И в этот самый момент «адмирал» со словами: «Ну вот, спасибо, крошка», — распахнул сейф.
Акулов поблагодарил «адмирала» и деликатно осведомился, «сколько он должен», но «адмирал» так отчаянно замахал руками, что этот вопрос сразу отпал.
— Еще раз благодарю, Семен Михайлович, — очень серьезно произнес Акулов. — Я искренне рад, что познакомился с вами теперь, когда уже можно сказать, что вы выдержали трудный, может быть самый трудный на свете, экзамен. Я имею в виду не сейф…
— Я вас понимаю, товарищ Акулов, — тихо ответил «адмирал». — Вы имеете в виду не сейф, а того, кто его открыл… Да если говорить откровенно, я начал сдавать этот экзамен давно — когда мы искали эти динары с дырками… И теперь я каждый год хожу в Музей имени Пушкина — там есть отдел древних монет, — гляжу на эти динары и благодарю того неизвестного и давно покойного мастера, который чеканил их столько лет тому назад. И еще больше я благодарю тех живых и известных мастеров, которые чеканят наше удивительное время… И даже перечеканивают такие стертые монеты, как я… Пусть же здравствуют и наше время, и наши люди, товарищ прокурор!..
— Позвольте пожать вашу руку! — на первый взгляд не совсем по существу, а на самом деле в прямое развитие темы произнес Акулов.
ИСЧЕЗНОВЕНИЕ
Однажды, в апреле 1945 года, когда война уже приближалась к концу, мне позвонил мой знакомый, писатель Василий Павлович Ильенков, сказавший, что по поручению группы жильцов дома номер два по Проезду Художественного театра, где проживает и он, ему необходимо меня повидать по одному, как он выразился, очень странному и вполне необыкновенному делу.
Признаться, я тогда досадливо подумал, что речь идет о какой-то нагноившейся квартирной склоке, в которую, по доброте души Василия Павловича, его втянула одна из враждующих сторон. Велико было мое удивление, когда, придя ко мне, Василий Павлович рассказал, что пришел он в связи с таинственным исчезновением Елочки Доленко, совсем еще молодой красивой женщины, которую в этом доме знали с детских лет.

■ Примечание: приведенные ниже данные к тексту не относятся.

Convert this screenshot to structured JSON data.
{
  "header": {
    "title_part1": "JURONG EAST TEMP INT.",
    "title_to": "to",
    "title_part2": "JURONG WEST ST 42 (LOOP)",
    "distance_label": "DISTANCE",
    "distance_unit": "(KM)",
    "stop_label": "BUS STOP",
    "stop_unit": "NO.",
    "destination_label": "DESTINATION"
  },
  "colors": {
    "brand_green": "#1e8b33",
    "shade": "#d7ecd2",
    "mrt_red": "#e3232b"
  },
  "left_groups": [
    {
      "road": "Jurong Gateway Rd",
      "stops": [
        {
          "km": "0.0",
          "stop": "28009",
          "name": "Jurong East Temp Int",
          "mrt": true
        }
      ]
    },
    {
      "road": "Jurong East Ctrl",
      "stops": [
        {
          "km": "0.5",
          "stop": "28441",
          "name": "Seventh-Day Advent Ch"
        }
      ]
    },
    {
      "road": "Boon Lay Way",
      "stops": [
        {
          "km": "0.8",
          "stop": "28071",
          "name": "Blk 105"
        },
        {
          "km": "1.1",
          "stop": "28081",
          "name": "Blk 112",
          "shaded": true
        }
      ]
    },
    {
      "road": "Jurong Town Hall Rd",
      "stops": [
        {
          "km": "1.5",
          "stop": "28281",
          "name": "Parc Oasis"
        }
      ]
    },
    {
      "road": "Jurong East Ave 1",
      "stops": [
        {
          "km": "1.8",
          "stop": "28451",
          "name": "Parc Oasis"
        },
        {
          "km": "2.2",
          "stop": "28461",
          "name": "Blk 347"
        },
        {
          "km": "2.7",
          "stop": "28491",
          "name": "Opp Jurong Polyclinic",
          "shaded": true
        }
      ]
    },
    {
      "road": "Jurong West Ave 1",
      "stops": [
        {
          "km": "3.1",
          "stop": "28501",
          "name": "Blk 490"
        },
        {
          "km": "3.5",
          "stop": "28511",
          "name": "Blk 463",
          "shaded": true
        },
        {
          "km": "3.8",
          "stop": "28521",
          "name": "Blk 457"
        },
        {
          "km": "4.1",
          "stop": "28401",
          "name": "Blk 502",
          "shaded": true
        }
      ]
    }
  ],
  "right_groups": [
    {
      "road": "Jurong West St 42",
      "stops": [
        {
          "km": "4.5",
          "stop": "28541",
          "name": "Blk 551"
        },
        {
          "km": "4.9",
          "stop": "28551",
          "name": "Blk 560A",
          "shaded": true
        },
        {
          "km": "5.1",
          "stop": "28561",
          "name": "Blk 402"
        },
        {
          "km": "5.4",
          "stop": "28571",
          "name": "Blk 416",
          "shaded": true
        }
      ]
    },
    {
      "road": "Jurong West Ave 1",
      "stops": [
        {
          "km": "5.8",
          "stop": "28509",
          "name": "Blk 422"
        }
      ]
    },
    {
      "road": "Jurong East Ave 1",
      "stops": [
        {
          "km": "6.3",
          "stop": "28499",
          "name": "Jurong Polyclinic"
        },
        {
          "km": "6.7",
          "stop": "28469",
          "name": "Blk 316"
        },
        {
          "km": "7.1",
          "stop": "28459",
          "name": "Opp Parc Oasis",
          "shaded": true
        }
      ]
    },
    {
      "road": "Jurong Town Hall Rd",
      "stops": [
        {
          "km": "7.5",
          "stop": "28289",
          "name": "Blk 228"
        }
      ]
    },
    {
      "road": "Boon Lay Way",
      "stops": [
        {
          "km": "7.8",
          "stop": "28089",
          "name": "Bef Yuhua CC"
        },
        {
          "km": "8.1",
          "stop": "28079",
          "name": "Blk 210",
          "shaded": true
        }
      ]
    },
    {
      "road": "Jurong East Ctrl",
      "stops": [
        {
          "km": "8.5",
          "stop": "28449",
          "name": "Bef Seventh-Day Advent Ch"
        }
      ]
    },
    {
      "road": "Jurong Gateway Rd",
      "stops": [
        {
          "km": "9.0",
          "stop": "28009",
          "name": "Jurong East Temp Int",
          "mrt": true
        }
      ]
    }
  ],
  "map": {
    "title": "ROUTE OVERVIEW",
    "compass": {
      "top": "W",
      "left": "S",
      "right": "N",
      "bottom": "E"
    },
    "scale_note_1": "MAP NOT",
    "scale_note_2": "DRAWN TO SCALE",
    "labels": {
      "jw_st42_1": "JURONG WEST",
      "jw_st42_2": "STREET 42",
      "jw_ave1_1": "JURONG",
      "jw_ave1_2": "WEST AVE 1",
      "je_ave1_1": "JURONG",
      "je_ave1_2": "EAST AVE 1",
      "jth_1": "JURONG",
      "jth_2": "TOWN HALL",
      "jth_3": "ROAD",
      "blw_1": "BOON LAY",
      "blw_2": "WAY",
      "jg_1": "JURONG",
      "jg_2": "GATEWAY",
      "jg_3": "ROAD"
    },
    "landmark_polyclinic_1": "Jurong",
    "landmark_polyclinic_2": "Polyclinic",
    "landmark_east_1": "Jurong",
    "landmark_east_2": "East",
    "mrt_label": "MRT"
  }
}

Оказывается, вот уже семь месяцев, как Елочка, поехав в одно из воскресений октября вместе со своим мужем в Пушкино на базар для покупки котиковой шубы, в пути загадочно исчезла, и с тех пор нет о ней ни слуху ни духу.

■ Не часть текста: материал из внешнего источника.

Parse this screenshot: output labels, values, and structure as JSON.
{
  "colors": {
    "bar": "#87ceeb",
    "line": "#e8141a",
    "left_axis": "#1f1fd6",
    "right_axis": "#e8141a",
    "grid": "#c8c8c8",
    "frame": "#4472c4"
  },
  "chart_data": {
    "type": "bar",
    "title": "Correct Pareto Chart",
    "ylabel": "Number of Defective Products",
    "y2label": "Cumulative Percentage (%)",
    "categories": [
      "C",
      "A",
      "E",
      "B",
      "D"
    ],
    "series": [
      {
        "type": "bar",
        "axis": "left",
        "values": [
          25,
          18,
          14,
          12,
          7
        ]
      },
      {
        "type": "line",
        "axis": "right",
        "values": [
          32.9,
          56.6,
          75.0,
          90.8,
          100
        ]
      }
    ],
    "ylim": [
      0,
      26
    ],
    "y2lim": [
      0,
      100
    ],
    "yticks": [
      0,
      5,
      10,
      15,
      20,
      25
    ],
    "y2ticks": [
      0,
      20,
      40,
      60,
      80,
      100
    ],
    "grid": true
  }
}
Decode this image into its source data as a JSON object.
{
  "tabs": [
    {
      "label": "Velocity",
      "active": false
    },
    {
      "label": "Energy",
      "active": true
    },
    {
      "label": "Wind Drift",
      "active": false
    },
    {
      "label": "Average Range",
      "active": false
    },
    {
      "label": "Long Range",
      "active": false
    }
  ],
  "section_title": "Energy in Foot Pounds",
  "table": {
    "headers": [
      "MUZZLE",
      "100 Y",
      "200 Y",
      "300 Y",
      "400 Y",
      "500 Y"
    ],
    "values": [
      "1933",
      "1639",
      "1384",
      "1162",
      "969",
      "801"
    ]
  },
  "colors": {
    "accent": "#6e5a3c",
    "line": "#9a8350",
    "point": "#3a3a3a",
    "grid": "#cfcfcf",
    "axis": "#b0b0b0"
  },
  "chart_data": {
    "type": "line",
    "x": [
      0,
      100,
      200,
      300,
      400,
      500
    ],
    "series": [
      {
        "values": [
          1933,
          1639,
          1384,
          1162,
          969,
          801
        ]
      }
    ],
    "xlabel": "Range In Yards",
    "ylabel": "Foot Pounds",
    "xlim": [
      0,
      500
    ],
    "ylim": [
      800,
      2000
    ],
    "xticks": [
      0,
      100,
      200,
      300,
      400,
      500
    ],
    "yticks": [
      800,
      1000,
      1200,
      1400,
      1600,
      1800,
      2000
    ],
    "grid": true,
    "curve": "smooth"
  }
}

Ильенков добавил, что он явился ко мне не только по поручению общественности дома, но и по просьбе мужа Елочки, возмущенных тем, что МУР, занимающийся уже более полугода этим делом, не только не обнаружил пропавшей средь бела дня женщины, но даже не собрал никаких хотя бы косвенных данных, могущих пролить свет на эту загадку.
По словам Ильенкова, муж Елочки — инженер Глотник, занимающий ответственный пост в наркомате химической промышленности СССР, исчерпал все возможности для розыска пропавшей жены, доведен до полного отчаяния и тяжело переживает внезапно свалившееся на него горе, которое никто даже не может объяснить. В еще более тяжелом состоянии находится мать Елочки, проживавшая вместе с нею и зятем и воспитывавшая ребенка Елочки, родившегося от ее первого мужа, погибшего на фронте. Старушка совсем пала духом и никак не может понять, что же случилось с ее дочерью, которая была вполне счастлива в своем новом браке и уже ожидала второго ребенка.
Следственный отдел Прокуратуры СССР, который я тогда возглавлял, редко занимался делами подобного рода, отнесенными к компетенции МУРа или городской прокуратуры, но в данном случае, учитывая загадочный характер происшествия и то обстоятельство, что оно не выяснено угрозыском в течение долгого срока, я решил сделать исключение и получил санкцию на то, что дело «о загадочном исчезновении гр-ки Доленко Елены Ивановны, 22 лет, замужней, находящейся на шестом месяце беременности», будет принято к производству следственным отделом Прокуратуры СССР и что для расследования этого дела будет временно прикомандирован один из старших следователей московской областной прокуратуры.
Раздумывая над тем, кому поручить это дело, я остановил свой выбор на старшем следователе областной прокуратуры Голомысове, которого знал как очень вдумчивого, талантливого и кропотливого, хотя и сравнительно молодого работника, проявлявшего большие способности по делам такого рода. Любопытно, что отец Голомысова тоже работал в то время в качестве народного следователя в одном, из районов Московской области и привил своему сыну буквально с детских лет любовь и склонность к этой профессии, которую тот и избрал по окончании Юридического института. Так и началась «следственная династия» Голомысовых в московской областной прокуратуре.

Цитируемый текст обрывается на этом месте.